また、映画版では原作者の承認を得て、原作から約130年後を舞台にした完全なオリジナルのストーリーということが明かされた。ストーリー、主演以外のキャスティングなど、まだ多くが秘密のベールに包まれているが、製作はワーナー・ブラザース映画、制作プロダクションはC&Iエンタテインメントで、2013年公開予定だ。
◎プロデューサー「黒執事ができるのは水嶋ヒロしかいない」
本作の松橋真三プロデューサーは「黒執事」の実写映画化について、次のように語っている。
「仕事柄よく海外に行くことが多いのですが、その地で日本についてヒアリングすると、人気のある日本のマンガは、必ず『ワンピース』『ナルト』そして『黒執事』、この3本です。『黒執事』は1,400万部のベストセラー。ヨーロッパやアメリカ、アジアでも人気のある作品です。私もこの『黒執事』の魅力にとりつかれた一人です。
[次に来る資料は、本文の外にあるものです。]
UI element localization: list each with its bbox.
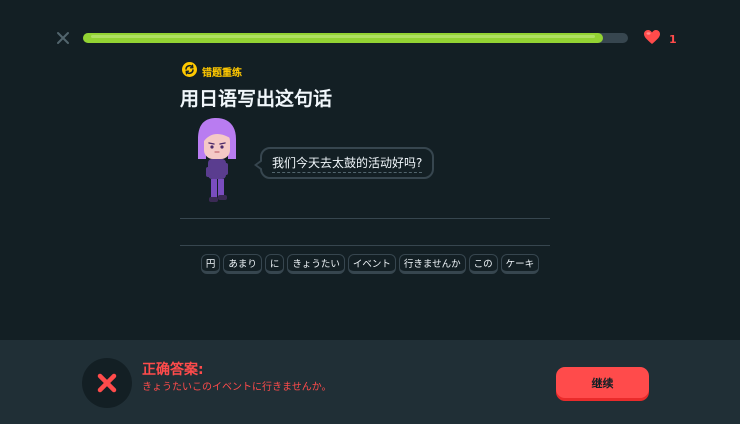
prompt-sentence[interactable]: 我们今天去太鼓的活动好吗? — [272, 154, 423, 173]
word-bank: 円 あまり に きょうたい イベント 行きませんか この ケーキ — [0, 254, 740, 274]
speech-bubble: 我们今天去太鼓的活动好吗? — [253, 147, 435, 179]
word-tile[interactable]: イベント — [347, 254, 396, 274]
progress-bar-fill — [83, 33, 604, 43]
word-tile[interactable]: 円 — [200, 254, 221, 274]
review-badge: 错题重练 — [182, 62, 242, 81]
challenge-title: 用日语写出这句话 — [180, 88, 333, 110]
progress-bar — [83, 33, 628, 43]
badge-label: 错题重练 — [202, 68, 242, 79]
close-icon[interactable] — [55, 30, 71, 46]
word-tile[interactable]: きょうたい — [287, 254, 345, 274]
correct-answer-text: きょうたいこのイベントに行きませんか。 — [142, 382, 332, 393]
answer-line — [180, 218, 550, 219]
answer-line — [180, 245, 550, 246]
word-tile[interactable]: 行きませんか — [398, 254, 466, 274]
hearts-count: 1 — [669, 32, 677, 46]
word-tile[interactable]: あまり — [223, 254, 262, 274]
word-tile[interactable]: に — [264, 254, 285, 274]
word-tile[interactable]: この — [468, 254, 498, 274]
heart-icon — [643, 29, 661, 49]
refresh-icon — [182, 62, 197, 81]
continue-button[interactable]: 继续 — [556, 367, 649, 398]
word-tile[interactable]: ケーキ — [500, 254, 540, 274]
hearts-counter: 1 — [643, 29, 677, 49]
x-icon — [82, 358, 132, 408]
correct-answer-title: 正确答案: — [142, 362, 204, 378]
character-avatar — [192, 117, 242, 211]
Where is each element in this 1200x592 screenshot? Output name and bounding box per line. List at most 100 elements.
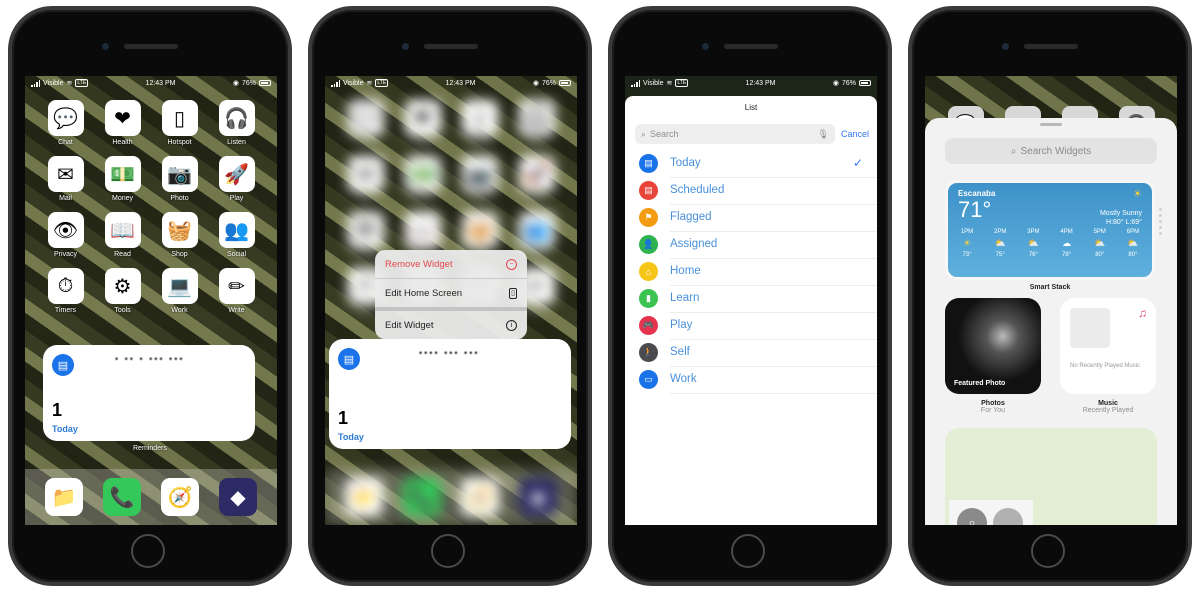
reminders-list-icon: ▤: [338, 348, 360, 370]
earpiece-speaker: [1024, 44, 1078, 49]
home-button[interactable]: [1031, 534, 1065, 568]
phone-apps-icon: ▯: [509, 287, 517, 299]
app-money[interactable]: 💵 Money: [394, 156, 451, 202]
weather-widget[interactable]: Escanaba 71° ☀ Mostly Sunny H:80° L:69° …: [945, 180, 1155, 280]
app-timers[interactable]: ⏱ Timers: [37, 268, 94, 314]
list-option-flagged[interactable]: ⚑ Flagged: [625, 204, 877, 232]
shortcuts-icon[interactable]: ◆: [519, 478, 557, 516]
menu-item-remove-widget[interactable]: Remove Widget −: [375, 250, 527, 279]
app-listen[interactable]: 🎧 Listen: [208, 100, 265, 146]
app-label: Hotspot: [167, 139, 192, 146]
home-button[interactable]: [431, 534, 465, 568]
list-option-label: Assigned: [670, 238, 718, 250]
app-mail[interactable]: ✉ Mail: [337, 156, 394, 202]
files-folder-icon[interactable]: 📁: [345, 478, 383, 516]
app-photo[interactable]: 📷 Photo: [151, 156, 208, 202]
app-play[interactable]: 🚀 Play: [208, 156, 265, 202]
gamepad-icon: 🎮: [639, 316, 658, 335]
home-button[interactable]: [131, 534, 165, 568]
app-work[interactable]: 💻 Work: [151, 268, 208, 314]
list-option-self[interactable]: 🚶 Self: [625, 339, 877, 367]
safari-compass-icon[interactable]: 🧭: [161, 478, 199, 516]
rocket-icon: 🚀: [218, 156, 255, 192]
app-label: Play: [229, 195, 244, 202]
list-option-label: Work: [670, 373, 697, 385]
menu-item-edit-widget[interactable]: Edit Widget i: [375, 311, 527, 339]
list-option-row-content: Today ✓: [670, 150, 877, 178]
laptop-icon: 💻: [161, 268, 198, 304]
carrier-label: Visible: [643, 79, 664, 87]
app-label: Timers: [354, 307, 377, 314]
app-hotspot[interactable]: ▯ Hotspot: [151, 100, 208, 146]
app-tools[interactable]: ⚙ Tools: [94, 268, 151, 314]
phone-call-icon[interactable]: 📞: [103, 478, 141, 516]
shortcuts-icon[interactable]: ◆: [219, 478, 257, 516]
search-widgets-input[interactable]: ⌕ Search Widgets: [945, 138, 1157, 164]
app-chat[interactable]: 💬 Chat: [337, 100, 394, 146]
phone-outline-icon: ▯: [461, 100, 498, 136]
sheet-grabber[interactable]: [1040, 123, 1062, 126]
battery-percent: 76%: [541, 79, 556, 87]
app-label: Money: [111, 195, 133, 202]
files-folder-icon[interactable]: 📁: [45, 478, 83, 516]
list-option-learn[interactable]: ▮ Learn: [625, 285, 877, 313]
no-recent-music-text: No Recently Played Music: [1070, 363, 1141, 369]
microphone-icon[interactable]: 🎙: [818, 129, 829, 140]
list-option-today[interactable]: ▤ Today ✓: [625, 150, 877, 178]
earpiece-speaker: [424, 44, 478, 49]
forecast-temp: 75°: [995, 252, 1005, 258]
app-chat[interactable]: 💬 Chat: [37, 100, 94, 146]
list-option-work[interactable]: ▭ Work: [625, 366, 877, 394]
reminder-list-name: Today: [338, 432, 364, 442]
forecast-hour: 2PM ⛅ 75°: [987, 229, 1013, 258]
app-listen[interactable]: 🎧 Listen: [508, 100, 565, 146]
app-read[interactable]: 📖 Read: [94, 212, 151, 258]
phone-call-icon[interactable]: 📞: [403, 478, 441, 516]
network-badge: LTE: [675, 79, 689, 87]
app-write[interactable]: ✏ Write: [208, 268, 265, 314]
search-input[interactable]: ⌕ Search 🎙: [635, 124, 835, 144]
app-hotspot[interactable]: ▯ Hotspot: [451, 100, 508, 146]
calendar-icon: ▤: [639, 154, 658, 173]
cancel-button[interactable]: Cancel: [841, 129, 869, 139]
dock: 📁 📞 🧭 ◆: [25, 469, 277, 525]
eye-icon: 👁: [47, 212, 84, 248]
app-social[interactable]: 👥 Social: [208, 212, 265, 258]
app-photo[interactable]: 📷 Photo: [451, 156, 508, 202]
home-button[interactable]: [731, 534, 765, 568]
list-option-assigned[interactable]: 👤 Assigned: [625, 231, 877, 259]
weather-condition: Mostly Sunny H:80° L:69°: [1100, 209, 1142, 227]
app-label: Listen: [527, 139, 546, 146]
phone-list-picker: Visible ≋ LTE 12:43 PM ◉ 76% List ⌕ Sear…: [608, 6, 892, 586]
reminders-widget-lifted[interactable]: ▤ •••• ••• ••• 1 Today: [329, 339, 571, 449]
forecast-hour: 4PM ☁ 78°: [1054, 229, 1080, 258]
menu-item-edit-home-screen[interactable]: Edit Home Screen ▯: [375, 279, 527, 311]
app-mail[interactable]: ✉ Mail: [37, 156, 94, 202]
forecast-hour: 5PM ⛅ 80°: [1087, 229, 1113, 258]
reminders-widget[interactable]: ▤ • •• • ••• ••• 1 Today: [43, 345, 255, 441]
orientation-lock-icon: ◉: [232, 80, 239, 87]
stopwatch-icon: ⏱: [47, 268, 84, 304]
heart-icon: ❤: [104, 100, 141, 136]
safari-compass-icon[interactable]: 🧭: [461, 478, 499, 516]
app-label: Photo: [470, 195, 489, 202]
music-widget[interactable]: ♫ No Recently Played Music: [1060, 298, 1156, 394]
app-label: Privacy: [354, 251, 377, 258]
cloud-icon: ☁: [1062, 238, 1072, 248]
app-privacy[interactable]: 👁 Privacy: [37, 212, 94, 258]
app-shop[interactable]: 🧺 Shop: [151, 212, 208, 258]
list-option-scheduled[interactable]: ▤ Scheduled: [625, 177, 877, 205]
carrier-label: Visible: [343, 79, 364, 87]
list-option-play[interactable]: 🎮 Play: [625, 312, 877, 340]
person-icon: 👤: [639, 235, 658, 254]
photos-widget[interactable]: Featured Photo: [945, 298, 1041, 394]
list-option-home[interactable]: ⌂ Home: [625, 258, 877, 286]
signal-icon: [331, 79, 340, 87]
clock: 12:43 PM: [145, 79, 176, 87]
app-play[interactable]: 🚀 Play: [508, 156, 565, 202]
app-money[interactable]: 💵 Money: [94, 156, 151, 202]
envelope-icon: ✉: [347, 156, 384, 192]
maps-widget[interactable]: ⌕: [945, 428, 1157, 525]
app-health[interactable]: ❤ Health: [94, 100, 151, 146]
app-health[interactable]: ❤ Health: [394, 100, 451, 146]
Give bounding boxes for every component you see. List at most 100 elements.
枢やな先生の描くダーク・ミステリーに魅了され、いつしかこの作品を実写映画化することが私の夢になりました。しかし、準備を進めてみたものの、原作で圧倒的な人気を持つ主人公の黒執事(セバスチャン・ミカエリス)を日本人で演じることのできる人を探すのは至難の業。私はずっと、それができるのは水嶋ヒロしかいない、と思っていました。読者も納得だと思います。
人気マンガを映画化すれば必ずヒットするということではなく、『その原作の主人公と、演じる役者のイメージがぴったり合わないと受け入れられない』というのは経験からよくわかっています。映画化実現のためには彼を口説くしかありません。